As I talk, photographs of my life migrate around the classroom: aunties gathered around me at a birthday cake, my mother beaming next to me at college graduation. The boys hand the photos off like baseball cards they already own; the girls cradle them with the tips of their nails, careful to not leave any kind of mancha.
A girl raises her hand. She’s at the back of the room and reminds me of myself when I was in high school (the big earrings, the acrylic uñas, the long hair tucked behind her ear). She asks, “Do you want to marry a guy or a girl?”
I want to tell her: “Girlfriend, I’d be happy to meet someone I like as much as my cat.” But I can’t say that, because these are teenagers. They are impressionable. They’re young. If I give them the wrong response, they might beat up a queer kid one day or not come out of the closet themselves. “For me, gender doesn’t matter,” I announce, painfully cheerful. “I’m attracted to who the person is on the inside.”
The moment the words are out of my mouth, I cringe. What I have said is bullshit and the girl knows it and I know it and so does everyone else in the room. It does matter—gender, sexuality, desire, all of it. If it didn’t, I wouldn’t be here talking about it, and Gwen Araujo would still be alive.
Looking at pictures of Gwen, it is her eyes you notice first. Dark and almost arrogant, her eyes seem to leave behind the rest of her, as if the face and body are expendable and all that matters are the verses inscribed in pupils and irises, false eyelashes and arched eyebrows.
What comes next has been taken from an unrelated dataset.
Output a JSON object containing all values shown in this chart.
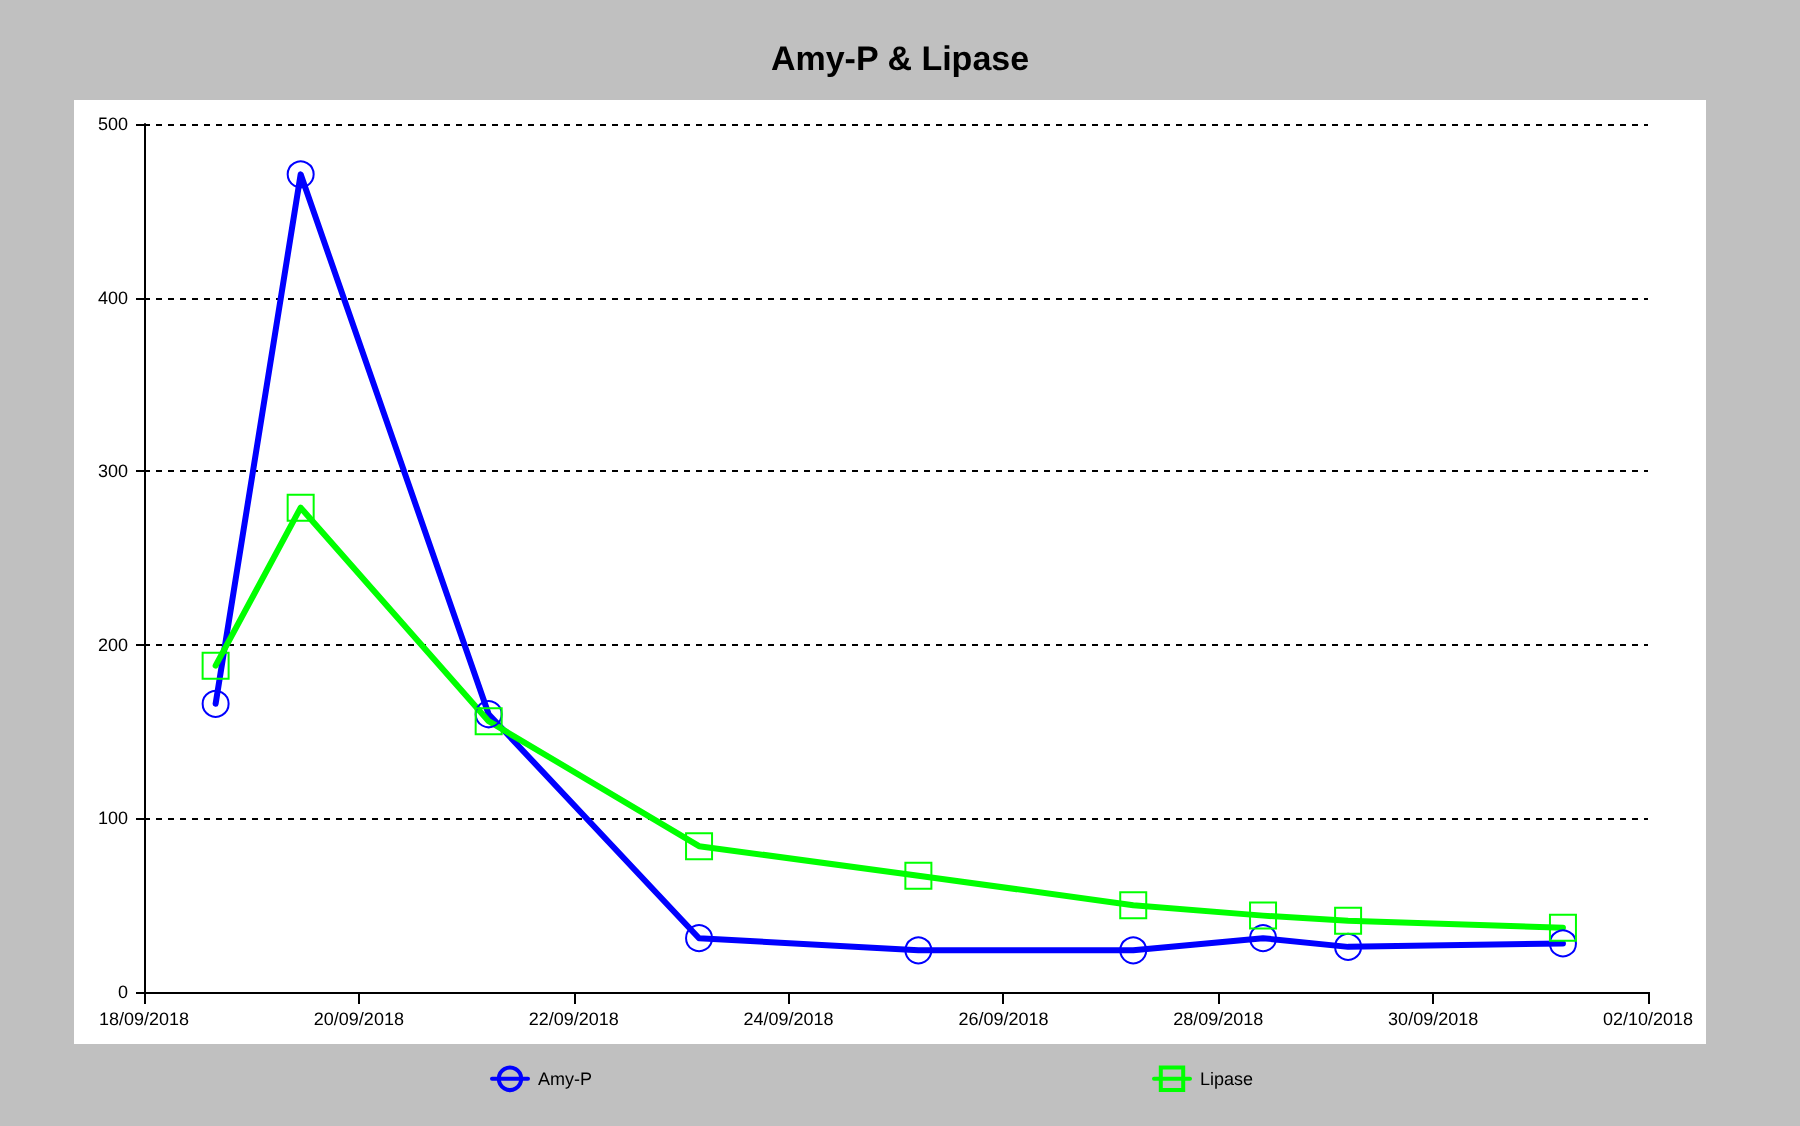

But the shape of a poem counts and the body, too, so in 2004, I traveled to the small town outside of San Francisco, where Gwen had grown up. I was writing a magazine article about her life and what had happened before and after. The facts were these: Gwen had been born in 1985 to a Chicana mother. She had been born a boy. The flat chest, the flaccid penis, the narrow hips—these were not body parts to Gwen but chapters in a book that made her cry.